Today as one climbs up the rocky stairway to the monastery, on the left just before the entrance, one can see the Hermitage of Saint Athanasios within the natural crevice in the rock arranged as a humble and basic dwelling with a small chapel. Here, according to tradition, the holy hermit first lived alone after he had climbed the Wide Rock, and before he built a church on the rocky ledge, with cells for the monks who began to gather there.

As humble as Athanasios had been all his life, he remained an ordinary monk. Perhaps due to his great humility, he did not leave any written texts, although he was very knowledgeable and well educated.
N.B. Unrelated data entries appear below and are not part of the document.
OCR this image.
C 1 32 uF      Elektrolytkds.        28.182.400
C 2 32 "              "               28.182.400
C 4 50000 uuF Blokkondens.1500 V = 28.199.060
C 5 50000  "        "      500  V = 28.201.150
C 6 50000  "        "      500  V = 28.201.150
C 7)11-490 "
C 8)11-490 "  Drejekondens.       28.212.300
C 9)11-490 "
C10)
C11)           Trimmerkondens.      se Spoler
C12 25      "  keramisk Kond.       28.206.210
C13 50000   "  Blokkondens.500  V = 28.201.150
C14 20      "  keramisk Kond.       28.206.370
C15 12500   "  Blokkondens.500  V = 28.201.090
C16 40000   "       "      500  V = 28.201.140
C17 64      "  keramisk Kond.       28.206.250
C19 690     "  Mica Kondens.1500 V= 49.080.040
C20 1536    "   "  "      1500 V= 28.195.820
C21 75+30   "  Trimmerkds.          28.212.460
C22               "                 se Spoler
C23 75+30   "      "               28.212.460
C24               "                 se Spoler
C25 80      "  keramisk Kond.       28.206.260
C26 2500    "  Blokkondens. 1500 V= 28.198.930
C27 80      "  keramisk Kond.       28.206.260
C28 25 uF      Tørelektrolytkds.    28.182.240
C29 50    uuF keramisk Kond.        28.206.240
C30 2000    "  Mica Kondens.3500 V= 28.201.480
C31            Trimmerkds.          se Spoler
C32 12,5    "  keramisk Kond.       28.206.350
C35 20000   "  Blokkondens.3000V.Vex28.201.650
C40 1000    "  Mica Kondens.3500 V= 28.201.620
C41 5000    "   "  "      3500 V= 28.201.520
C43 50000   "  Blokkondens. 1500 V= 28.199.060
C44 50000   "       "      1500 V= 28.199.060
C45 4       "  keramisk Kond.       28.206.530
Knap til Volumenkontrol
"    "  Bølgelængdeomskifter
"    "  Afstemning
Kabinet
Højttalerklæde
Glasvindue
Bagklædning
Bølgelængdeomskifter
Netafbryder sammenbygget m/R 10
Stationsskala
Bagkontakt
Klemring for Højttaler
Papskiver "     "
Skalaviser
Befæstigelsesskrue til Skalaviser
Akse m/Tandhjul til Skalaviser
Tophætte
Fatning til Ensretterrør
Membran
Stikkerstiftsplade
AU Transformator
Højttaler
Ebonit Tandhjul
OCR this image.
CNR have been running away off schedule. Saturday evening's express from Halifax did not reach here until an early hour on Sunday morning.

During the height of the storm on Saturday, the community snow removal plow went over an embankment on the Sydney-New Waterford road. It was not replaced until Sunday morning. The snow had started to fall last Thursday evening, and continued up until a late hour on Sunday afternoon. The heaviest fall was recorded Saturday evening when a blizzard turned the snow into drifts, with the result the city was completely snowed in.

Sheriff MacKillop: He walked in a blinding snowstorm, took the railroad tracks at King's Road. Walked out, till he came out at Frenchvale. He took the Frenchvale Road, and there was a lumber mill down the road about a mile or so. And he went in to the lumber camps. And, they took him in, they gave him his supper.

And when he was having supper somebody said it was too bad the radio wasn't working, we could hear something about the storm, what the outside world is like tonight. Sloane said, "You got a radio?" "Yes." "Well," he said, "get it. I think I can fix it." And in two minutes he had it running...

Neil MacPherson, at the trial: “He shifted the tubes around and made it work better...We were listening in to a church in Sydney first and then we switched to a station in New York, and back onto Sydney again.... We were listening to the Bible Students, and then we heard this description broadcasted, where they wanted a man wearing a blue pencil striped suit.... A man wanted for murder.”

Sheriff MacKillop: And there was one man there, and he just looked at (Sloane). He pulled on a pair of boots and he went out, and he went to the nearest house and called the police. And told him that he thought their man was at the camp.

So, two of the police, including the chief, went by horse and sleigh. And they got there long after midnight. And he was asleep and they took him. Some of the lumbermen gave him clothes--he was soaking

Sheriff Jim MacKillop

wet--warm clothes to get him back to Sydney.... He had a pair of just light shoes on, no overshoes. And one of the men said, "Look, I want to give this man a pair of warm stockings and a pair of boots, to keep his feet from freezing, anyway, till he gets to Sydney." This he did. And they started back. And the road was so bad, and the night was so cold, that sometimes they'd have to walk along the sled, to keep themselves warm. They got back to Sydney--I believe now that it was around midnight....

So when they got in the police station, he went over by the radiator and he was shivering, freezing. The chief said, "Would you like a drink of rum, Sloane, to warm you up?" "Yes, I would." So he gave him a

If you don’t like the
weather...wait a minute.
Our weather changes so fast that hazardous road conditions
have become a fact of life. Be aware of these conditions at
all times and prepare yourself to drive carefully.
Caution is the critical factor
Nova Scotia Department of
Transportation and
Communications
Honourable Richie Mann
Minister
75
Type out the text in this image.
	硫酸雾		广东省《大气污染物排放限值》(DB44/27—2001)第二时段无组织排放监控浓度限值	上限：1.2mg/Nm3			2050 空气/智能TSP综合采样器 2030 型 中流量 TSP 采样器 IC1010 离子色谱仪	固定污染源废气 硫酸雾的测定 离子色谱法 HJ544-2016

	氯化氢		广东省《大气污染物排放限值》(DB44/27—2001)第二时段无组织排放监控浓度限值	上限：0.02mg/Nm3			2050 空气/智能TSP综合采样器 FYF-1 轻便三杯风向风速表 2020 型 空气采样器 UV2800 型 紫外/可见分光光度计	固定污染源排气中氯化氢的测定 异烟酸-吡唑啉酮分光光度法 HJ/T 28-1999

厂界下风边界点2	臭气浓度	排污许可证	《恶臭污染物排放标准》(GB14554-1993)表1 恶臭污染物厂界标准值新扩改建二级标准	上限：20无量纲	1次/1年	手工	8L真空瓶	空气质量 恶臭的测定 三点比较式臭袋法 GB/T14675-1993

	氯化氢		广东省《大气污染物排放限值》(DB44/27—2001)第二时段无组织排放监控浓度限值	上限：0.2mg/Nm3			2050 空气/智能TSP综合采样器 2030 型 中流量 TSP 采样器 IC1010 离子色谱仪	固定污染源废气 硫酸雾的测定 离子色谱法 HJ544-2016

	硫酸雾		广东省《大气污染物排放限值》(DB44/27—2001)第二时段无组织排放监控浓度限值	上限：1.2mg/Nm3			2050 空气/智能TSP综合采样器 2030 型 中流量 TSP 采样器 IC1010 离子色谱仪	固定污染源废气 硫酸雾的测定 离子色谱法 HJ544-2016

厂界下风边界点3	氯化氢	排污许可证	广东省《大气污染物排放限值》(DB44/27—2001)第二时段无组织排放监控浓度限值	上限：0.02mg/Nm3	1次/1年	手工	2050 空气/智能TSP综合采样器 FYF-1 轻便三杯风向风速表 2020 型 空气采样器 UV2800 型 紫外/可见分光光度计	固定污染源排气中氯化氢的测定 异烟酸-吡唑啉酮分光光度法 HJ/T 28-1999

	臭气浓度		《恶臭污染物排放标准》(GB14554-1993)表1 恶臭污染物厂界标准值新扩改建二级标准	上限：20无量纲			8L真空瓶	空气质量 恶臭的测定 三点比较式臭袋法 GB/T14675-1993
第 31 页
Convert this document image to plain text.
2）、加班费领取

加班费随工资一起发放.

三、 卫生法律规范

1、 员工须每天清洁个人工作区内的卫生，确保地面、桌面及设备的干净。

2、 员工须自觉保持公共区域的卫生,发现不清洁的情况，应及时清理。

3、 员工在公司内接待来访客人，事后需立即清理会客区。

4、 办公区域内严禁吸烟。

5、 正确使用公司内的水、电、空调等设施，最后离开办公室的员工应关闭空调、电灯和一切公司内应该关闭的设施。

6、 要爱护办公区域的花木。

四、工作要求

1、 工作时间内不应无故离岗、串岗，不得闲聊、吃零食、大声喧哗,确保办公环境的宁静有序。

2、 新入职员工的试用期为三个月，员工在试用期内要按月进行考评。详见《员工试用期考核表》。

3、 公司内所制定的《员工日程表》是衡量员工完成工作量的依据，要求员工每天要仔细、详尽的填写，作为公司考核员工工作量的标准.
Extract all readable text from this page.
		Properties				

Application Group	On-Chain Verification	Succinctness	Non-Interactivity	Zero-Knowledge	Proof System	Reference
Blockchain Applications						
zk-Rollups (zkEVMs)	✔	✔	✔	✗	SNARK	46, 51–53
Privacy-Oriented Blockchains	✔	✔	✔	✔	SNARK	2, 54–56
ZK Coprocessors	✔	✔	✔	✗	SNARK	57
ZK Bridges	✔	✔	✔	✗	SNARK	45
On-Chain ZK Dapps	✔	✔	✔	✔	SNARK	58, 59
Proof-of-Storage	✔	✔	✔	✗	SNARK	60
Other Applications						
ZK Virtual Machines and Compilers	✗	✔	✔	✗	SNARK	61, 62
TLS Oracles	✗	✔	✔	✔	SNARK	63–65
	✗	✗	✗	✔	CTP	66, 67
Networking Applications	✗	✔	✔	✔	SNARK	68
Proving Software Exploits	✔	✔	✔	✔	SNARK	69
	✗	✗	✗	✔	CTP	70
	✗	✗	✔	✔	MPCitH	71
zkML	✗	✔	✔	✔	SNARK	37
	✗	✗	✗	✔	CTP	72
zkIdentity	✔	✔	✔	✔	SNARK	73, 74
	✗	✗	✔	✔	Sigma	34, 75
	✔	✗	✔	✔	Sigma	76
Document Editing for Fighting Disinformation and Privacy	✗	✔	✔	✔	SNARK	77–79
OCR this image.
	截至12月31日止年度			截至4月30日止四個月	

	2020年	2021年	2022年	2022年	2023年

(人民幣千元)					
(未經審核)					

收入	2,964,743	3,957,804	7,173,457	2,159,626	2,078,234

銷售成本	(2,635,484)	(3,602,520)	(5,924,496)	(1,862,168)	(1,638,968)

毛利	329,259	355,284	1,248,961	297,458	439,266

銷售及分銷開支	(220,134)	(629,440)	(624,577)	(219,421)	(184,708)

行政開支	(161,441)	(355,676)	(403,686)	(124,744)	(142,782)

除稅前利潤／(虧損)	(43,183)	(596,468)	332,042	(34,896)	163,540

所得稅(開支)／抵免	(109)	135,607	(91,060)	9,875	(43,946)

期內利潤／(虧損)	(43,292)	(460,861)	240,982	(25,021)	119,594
According to his biographer, he reposed peacefully after a brief illness (gall bladder and liver) at the age of seventy-eight, probably in the year 1380, on April 20th. Shortly before his death, Saint Athanasios chose Hieromonk Makarios to be the Spiritual Father of the Great Meteoron after his death: “I command that you have Hieromonk Makarios as the Protos and Spiritual Father. This is because, from the beginning, before I became ill, I entrusted him with the supervision of the daily and practical needs of the Monastery. Now it would be beneficial for him to guide and regulate your spiritual conduct."

Yet this only lasted a short time, since by November 1381 the former king John Urosh, and now the monk Joasaph, assumed the role as successor to Saint Athanasios, with his blessing while alive and with the mutual consent of the entire brotherhood, he became the second founder and builder of the Great Meteoron.